The Southeast Asian nation has recorded one of the world’s smallest COVID-19 caseloads, but infections have climbed from about 500 in late February to 17,621 now, with 114 deaths.
Authorities recorded 650 new cases and 4 deaths on Thursday.
While health experts have warned about lifting curbs too quickly, the lockdown had triggered anger from some residents who called the distribution of food aid inadequate.
Authorities removed barricades on Wednesday night in “yellow” zones designated as safe for mobility, while “red” and “orange” zones with higher infection rates will remain under lockdown until May 12.
“I request that people should not be negligent, because we are living under a new way of life in the context of COVID-19,” Phnom Penh’s deputy governor Mean Chanyada told a news conference.
Yellow zones would see greater economic activity and traffic flows, but remain under a curfew from 8 p.m. to 3 a.m, he said.

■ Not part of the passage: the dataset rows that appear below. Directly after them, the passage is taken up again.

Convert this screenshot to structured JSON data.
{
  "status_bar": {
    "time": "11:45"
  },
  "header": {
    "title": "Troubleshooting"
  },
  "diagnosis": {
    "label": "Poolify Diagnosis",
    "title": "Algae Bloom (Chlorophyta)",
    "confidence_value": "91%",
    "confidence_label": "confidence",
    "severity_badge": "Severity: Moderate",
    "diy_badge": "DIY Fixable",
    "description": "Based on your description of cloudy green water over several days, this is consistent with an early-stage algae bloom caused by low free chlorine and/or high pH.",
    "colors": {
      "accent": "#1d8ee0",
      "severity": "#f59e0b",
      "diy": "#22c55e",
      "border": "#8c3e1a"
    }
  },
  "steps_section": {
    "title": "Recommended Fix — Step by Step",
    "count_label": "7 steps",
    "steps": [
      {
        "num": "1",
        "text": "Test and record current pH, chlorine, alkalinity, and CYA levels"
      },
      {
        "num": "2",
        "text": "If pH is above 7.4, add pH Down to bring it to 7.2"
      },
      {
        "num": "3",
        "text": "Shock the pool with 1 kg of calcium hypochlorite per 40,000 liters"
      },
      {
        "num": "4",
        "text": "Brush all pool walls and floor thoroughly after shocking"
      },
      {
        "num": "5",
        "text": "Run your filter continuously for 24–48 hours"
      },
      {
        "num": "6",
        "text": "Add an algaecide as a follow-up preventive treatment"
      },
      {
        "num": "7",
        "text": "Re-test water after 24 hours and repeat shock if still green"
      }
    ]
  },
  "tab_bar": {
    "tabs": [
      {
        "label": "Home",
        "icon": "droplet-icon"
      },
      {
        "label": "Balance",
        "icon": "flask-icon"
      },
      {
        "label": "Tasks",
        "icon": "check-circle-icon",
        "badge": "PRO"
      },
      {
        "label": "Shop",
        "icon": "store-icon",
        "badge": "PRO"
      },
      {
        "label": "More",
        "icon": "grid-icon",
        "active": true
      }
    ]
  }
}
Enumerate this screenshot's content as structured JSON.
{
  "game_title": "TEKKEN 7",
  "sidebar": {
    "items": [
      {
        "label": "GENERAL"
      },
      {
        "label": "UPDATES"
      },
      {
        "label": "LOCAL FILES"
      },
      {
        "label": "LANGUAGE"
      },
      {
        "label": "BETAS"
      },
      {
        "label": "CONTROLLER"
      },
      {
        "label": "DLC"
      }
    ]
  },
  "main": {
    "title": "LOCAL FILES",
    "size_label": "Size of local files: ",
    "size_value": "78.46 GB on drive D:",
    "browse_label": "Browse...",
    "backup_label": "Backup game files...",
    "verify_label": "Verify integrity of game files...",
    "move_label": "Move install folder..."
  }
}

As Phnom Penh opens up, authorities have also introduced new measures, such as only permitting 50 percent of workers in factories to return and with the priority on those vaccinated.
Other measure include more COVID-19 testing, higher vaccinations in parts of Phnom Penh with higher infection rates and a ban on alcohol sales.
The World Health Organization’s (WHO) representative in Cambodia, Li Ailan, warned on Sunday against easing curbs too soon.